Sidney W Mintz in his book ‘Sweetness and Power: The place of sugar in modern history’ points out that the first cultivation of sugarcane originated in New Guinea. It was brought to Indonesia and then to the Indian subcontinent. Arab traders took it to North Africa where it was widely cultivated in Morocco. Then it reached Muslim Spain under the Arabs who also introduced it to the rest of Spain and Portugal. In 1492, following the discovery of America, Portugal started its cultivation in its colony Brazil and Spain established great sugarcane plantations in Puerto Rico and Cuba.

Seeing the benefits the practice brought, England selected Barbados and Jamaica for plantation while France began to do the same in Saint Domingue. The production of sugarcane saw a great change when England and France colonised the Caribbean Islands and found the soil there very suitable for sugarcane cultivation. The English trading class in particular invested in sugar. Poor people and prisoners were brought from England to work on plantations.

Local people too were forced to work there. Unaccustomed to such labour they contacted diseases which led to a decrease in their numbers and eventually wiped them out. The resultant scarcity of labour necessitated importation of African slaves.

In the beginning, primitive methods were used to produce sugar but later on the introduction of machinery and new technology made the task easier.

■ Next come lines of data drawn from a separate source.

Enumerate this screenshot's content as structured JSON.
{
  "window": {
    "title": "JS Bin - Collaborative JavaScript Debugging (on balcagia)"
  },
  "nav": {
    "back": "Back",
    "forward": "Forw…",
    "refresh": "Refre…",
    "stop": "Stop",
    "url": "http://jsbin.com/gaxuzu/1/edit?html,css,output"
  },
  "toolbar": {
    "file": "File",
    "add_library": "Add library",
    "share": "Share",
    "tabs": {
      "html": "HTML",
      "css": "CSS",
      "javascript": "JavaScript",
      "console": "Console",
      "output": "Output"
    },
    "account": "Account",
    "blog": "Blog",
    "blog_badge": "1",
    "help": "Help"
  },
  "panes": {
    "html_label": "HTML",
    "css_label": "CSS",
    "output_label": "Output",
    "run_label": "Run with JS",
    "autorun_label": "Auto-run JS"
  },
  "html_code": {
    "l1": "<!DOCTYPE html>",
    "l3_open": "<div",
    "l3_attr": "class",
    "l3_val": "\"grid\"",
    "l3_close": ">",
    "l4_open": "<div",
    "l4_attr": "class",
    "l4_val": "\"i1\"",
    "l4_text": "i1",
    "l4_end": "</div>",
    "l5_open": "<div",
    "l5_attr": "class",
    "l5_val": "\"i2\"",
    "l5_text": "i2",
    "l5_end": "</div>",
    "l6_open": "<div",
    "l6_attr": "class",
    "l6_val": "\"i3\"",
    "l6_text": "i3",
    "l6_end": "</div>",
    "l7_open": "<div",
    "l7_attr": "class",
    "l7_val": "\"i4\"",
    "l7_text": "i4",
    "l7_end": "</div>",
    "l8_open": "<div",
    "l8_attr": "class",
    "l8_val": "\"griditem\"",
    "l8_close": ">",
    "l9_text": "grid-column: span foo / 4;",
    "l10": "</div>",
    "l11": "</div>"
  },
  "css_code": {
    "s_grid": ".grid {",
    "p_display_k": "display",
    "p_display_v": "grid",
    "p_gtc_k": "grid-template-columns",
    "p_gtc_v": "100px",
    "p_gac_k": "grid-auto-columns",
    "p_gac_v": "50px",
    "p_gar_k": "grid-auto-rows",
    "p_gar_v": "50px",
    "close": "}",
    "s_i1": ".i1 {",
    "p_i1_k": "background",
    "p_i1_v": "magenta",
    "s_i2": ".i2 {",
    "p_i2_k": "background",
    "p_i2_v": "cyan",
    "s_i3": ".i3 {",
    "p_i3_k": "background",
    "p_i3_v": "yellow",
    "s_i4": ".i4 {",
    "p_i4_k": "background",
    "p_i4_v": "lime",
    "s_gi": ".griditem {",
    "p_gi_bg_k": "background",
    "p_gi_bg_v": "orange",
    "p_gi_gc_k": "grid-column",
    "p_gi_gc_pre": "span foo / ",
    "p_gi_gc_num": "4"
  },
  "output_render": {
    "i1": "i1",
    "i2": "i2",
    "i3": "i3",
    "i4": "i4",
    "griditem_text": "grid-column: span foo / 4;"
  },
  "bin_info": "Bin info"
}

In the earlier period sugar was seen like other spices that made food tasty and its juices were used to preserve edibles. Doctors stressed its medicinal quality. It was first used in coffee but when tea came to England from China and India sugar became part and parcel of it.

In the early period, its production was limited and only the elite could afford it. However, with greater production it became available to people at large. In Scotland, the poor would take use sweet tea with bread for breakfast. Similarly, in the Indian subcontinent sweet tea and bread are usual in the morning.

During the time of Napoleon England banned the export of sugar to France on account of political and military conflict. The French also suffered when, in 1791, the slaves in the Saint Domingue plantations revolted. Sugar had to be extracted from beetroots for the French to overcome the shortage of sugar. In 1838 England abolished slavery, which affected sugar production because former slaves were not willing to work hard without payment. This caused a sugar crisis in the European markets. However, the colony of Brazil was able to produce more sugar to meet the crisis.

In history we see that inventions and innovations do not remain confined to any one country and gradually reach others. The same happened in the case of sugar when it became popular not only in Europe but also in Asia and Africa.

The late Eric Williams – who was a Caribbean historian and prime minster of Trinidad and Tobago (1962-81) – argued in “Capitalism and Slavery” that slaves on the Caribbean Islands produced sugar which brought huge profits to investors.

After the development of technology, slave labour became costly for capitalists and there was a campaign to abolish slavery and replace it with wage labour. Slavery was abolished not for religious and moral reasons but on economic grounds. According to Williams, the slaves first produced capital and then capital produced their liberation.

The writer is a veteran historian and scholar.